The irony is that his wife has repeatedly told him that he sleeps best when he ends up on his back. Yet his mind won't allow it. His belief in his body's fragility keeps him from trusting what is already true; his body knows how to breathe, restore itself, and heal. But his mind is telling a different story, one of survival.
I wanted to share this story of my client because I know, having coached over 1,000 people, that many of you reading this will be able to relate.
How Our Deepest Fears Keep Us Stuck
It's essential to understand this isn't only about his posture or comfort; it is about control. His nervous system has learned to brace, anticipate danger, and micromanage every breath as if letting go meant losing control. But here’s the paradox: the more he grips, the more he reinforces disconnection. The more he tries to control his body, his pain, and his progress, the more he reinforces the very struggle he wants to escape.
Within our gym sessions, he has noticed a shift. In an environment of safety, he felt what it was like to truly let go, resulting in his body moving and his muscles activating easily, much to his surprise. His breath moved freely, and his body found a connection from his feet up to his neck and shoulders. What he had spent years trying to control suddenly happened naturally when he stopped fighting it.
This realisation wasn’t limited to his movement and breathing. It made sense when considering how he navigates his life.
Seeing him come to this realisation was a big moment in his journey with me because my work's real purpose is to bridge the gap between physical recovery and personal development. When clients leave me, they move and feel better and experience more freedom and joy in life, too.
What If You’re More Capable Than You Think?
It often takes people a while to create awareness that we all hold onto fears and patterns that once kept us safe but now keep us stuck. Maybe you have been told that movement will worsen things, that your body is fragile, and that pain means damage. Maybe your mind has built an entire identity around avoiding discomfort rather than trusting your body’s incredible adaptability.
So what if true safety isn’t in controlling your body but in trusting it? Your body doesn’t need to be forced into healing; it needs to be given permission. What you perceive as a limitation may be your mind rehearsing an outdated survival pattern. And what you see as control may actually be resistance to the very freedom you are seeking.
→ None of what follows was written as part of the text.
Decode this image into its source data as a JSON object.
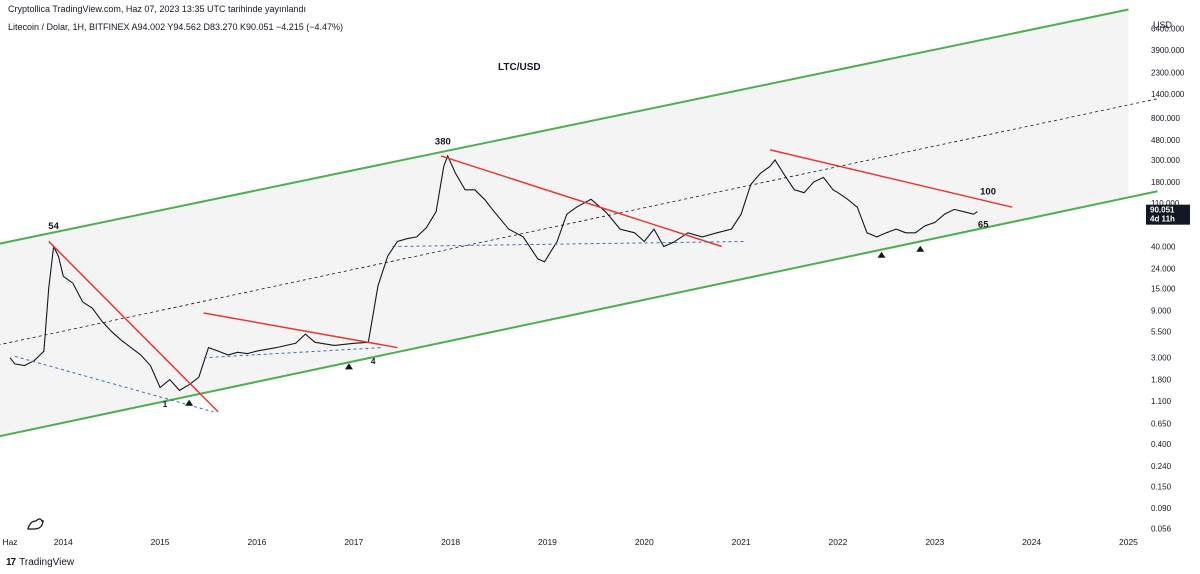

Where Are You Holding On Too Tightly?
If you have ever felt stuck, disconnected, or felt like no matter how much effort you put in, things don’t improve, take a moment to pause. Where are you gripping too tightly? Where are you bracing against life, against movement, against yourself?
Does it happen within specific environments, during specific exercises and positions, in the presence of specific people, or when your mind's attention is placed on something triggering (finances, future goals, daily habits etc)?
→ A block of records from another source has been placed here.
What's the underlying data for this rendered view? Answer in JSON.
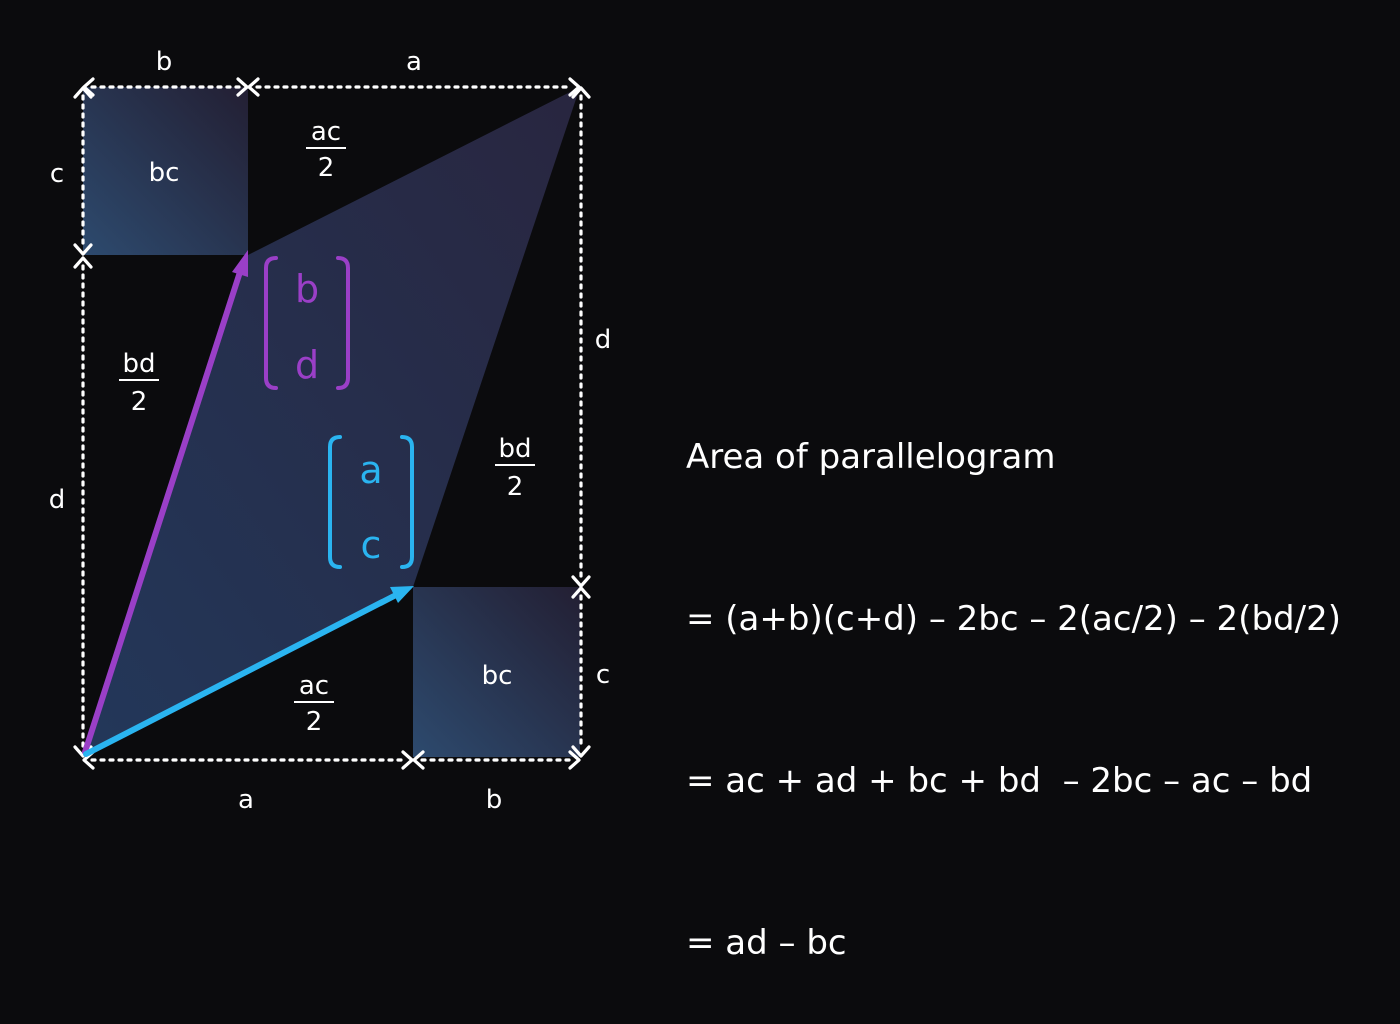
{
  "diagram": {
    "top_labels": {
      "left": "b",
      "right": "a"
    },
    "bottom_labels": {
      "left": "a",
      "right": "b"
    },
    "left_labels": {
      "top": "c",
      "bottom": "d"
    },
    "right_labels": {
      "top": "d",
      "bottom": "c"
    },
    "box_labels": {
      "top_left": "bc",
      "bottom_right": "bc"
    },
    "fractions": {
      "top": {
        "num": "ac",
        "den": "2"
      },
      "left": {
        "num": "bd",
        "den": "2"
      },
      "right": {
        "num": "bd",
        "den": "2"
      },
      "bottom": {
        "num": "ac",
        "den": "2"
      }
    },
    "vector_purple": {
      "top": "b",
      "bottom": "d",
      "color": "#9a3fc7"
    },
    "vector_blue": {
      "top": "a",
      "bottom": "c",
      "color": "#2ab4f0"
    }
  },
  "explanation": {
    "lines": [
      "Area of parallelogram",
      "= (a+b)(c+d) – 2bc – 2(ac/2) – 2(bd/2)",
      "= ac + ad + bc + bd  – 2bc – ac – bd",
      "= ad – bc"
    ]
  }
}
Real transformation isn’t about “fixing” yourself. It’s about realising that you were never broken to begin with.
So today, give yourself a moment to soften, to breathe, to let go, just a little. You might be surprised by what happens when you stop controlling and start allowing.
That might be where your real strength lies.
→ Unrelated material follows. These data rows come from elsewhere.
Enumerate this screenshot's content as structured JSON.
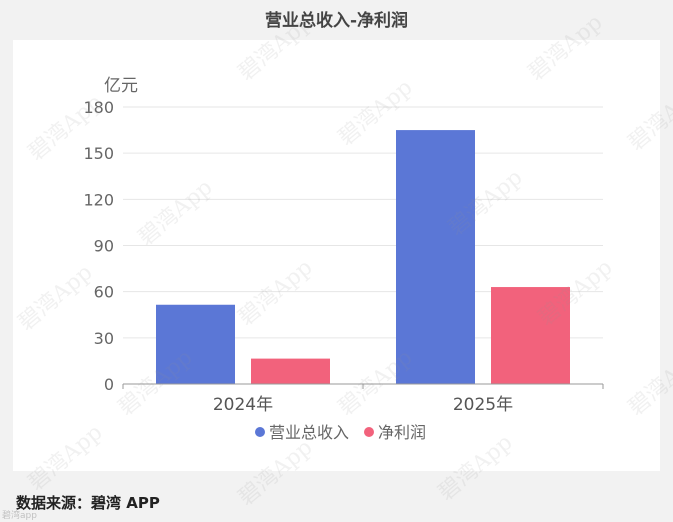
{
  "title": "营业总收入-净利润",
  "source": "数据来源：碧湾 APP",
  "watermark": "碧湾App",
  "bottom_tag": "碧湾app",
  "colors": {
    "revenue": "#5b77d6",
    "profit": "#f2627c",
    "grid": "#e6e6e6",
    "axis": "#999999",
    "text": "#666666"
  },
  "chart_data": {
    "type": "bar",
    "title": "营业总收入-净利润",
    "ylabel": "亿元",
    "xlabel": "",
    "categories": [
      "2024年",
      "2025年"
    ],
    "series": [
      {
        "name": "营业总收入",
        "values": [
          51.5,
          165.0
        ]
      },
      {
        "name": "净利润",
        "values": [
          16.5,
          63.0
        ]
      }
    ],
    "ylim": [
      0,
      180
    ],
    "yticks": [
      0,
      30,
      60,
      90,
      120,
      150,
      180
    ],
    "grid": true,
    "legend": "bottom-center"
  }
}
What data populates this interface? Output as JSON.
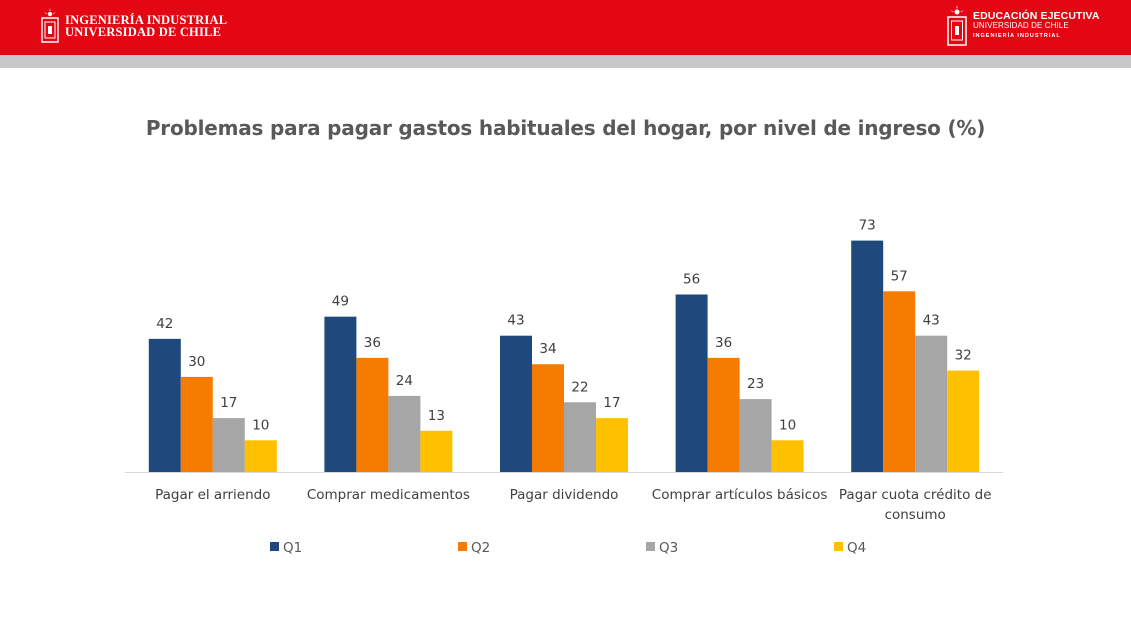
{
  "header": {
    "left_logo": {
      "line1": "INGENIERÍA INDUSTRIAL",
      "line2": "UNIVERSIDAD DE CHILE",
      "icon": "university-seal-icon"
    },
    "right_logo": {
      "line1": "EDUCACIÓN EJECUTIVA",
      "line2": "UNIVERSIDAD DE CHILE",
      "line3": "INGENIERÍA INDUSTRIAL",
      "icon": "university-seal-icon"
    },
    "colors": {
      "band": "#e30613",
      "stripe": "#c8c8c8"
    }
  },
  "chart_data": {
    "type": "bar",
    "title": "Problemas para pagar gastos habituales del hogar, por nivel de ingreso (%)",
    "categories": [
      [
        "Pagar el arriendo"
      ],
      [
        "Comprar medicamentos"
      ],
      [
        "Pagar dividendo"
      ],
      [
        "Comprar artículos básicos"
      ],
      [
        "Pagar cuota crédito de",
        "consumo"
      ]
    ],
    "series": [
      {
        "name": "Q1",
        "color": "#1f497d",
        "values": [
          42,
          49,
          43,
          56,
          73
        ]
      },
      {
        "name": "Q2",
        "color": "#f57c00",
        "values": [
          30,
          36,
          34,
          36,
          57
        ]
      },
      {
        "name": "Q3",
        "color": "#a6a6a6",
        "values": [
          17,
          24,
          22,
          23,
          43
        ]
      },
      {
        "name": "Q4",
        "color": "#ffc000",
        "values": [
          10,
          13,
          17,
          10,
          32
        ]
      }
    ],
    "ylim": [
      0,
      80
    ],
    "grid": false,
    "data_labels": true,
    "legend_position": "bottom"
  }
}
Many of my clients refer to their younger selves as fun-loving, thrill-seeking, or free-spirited, while describing their current selves as obsessive, controlling or overly cautious. Remember that you never changed, but your story about yourself did.
Final Thought
You can only affect the present moment, and too often, we look back into our past and bring it to the present moment to justify why we feel the way we do - this doesn't enable change, it only enables the development of an identity that no longer serves us.
When we consider that our ego will always prove itself correct, and our mind literally warps our perception to fit our deepest beliefs, only then do we realise just how powerful our internal narratives are.
So, it seems fitting to end this with my favourite saying, "The story we tell ourselves about ourselves is the most powerful story we will ever tell".
I wish you all the best in your pursuit of creating the greatest version of yourself, and I hope by reading this, you feel empowered to trust in your capability more than you control your present experience.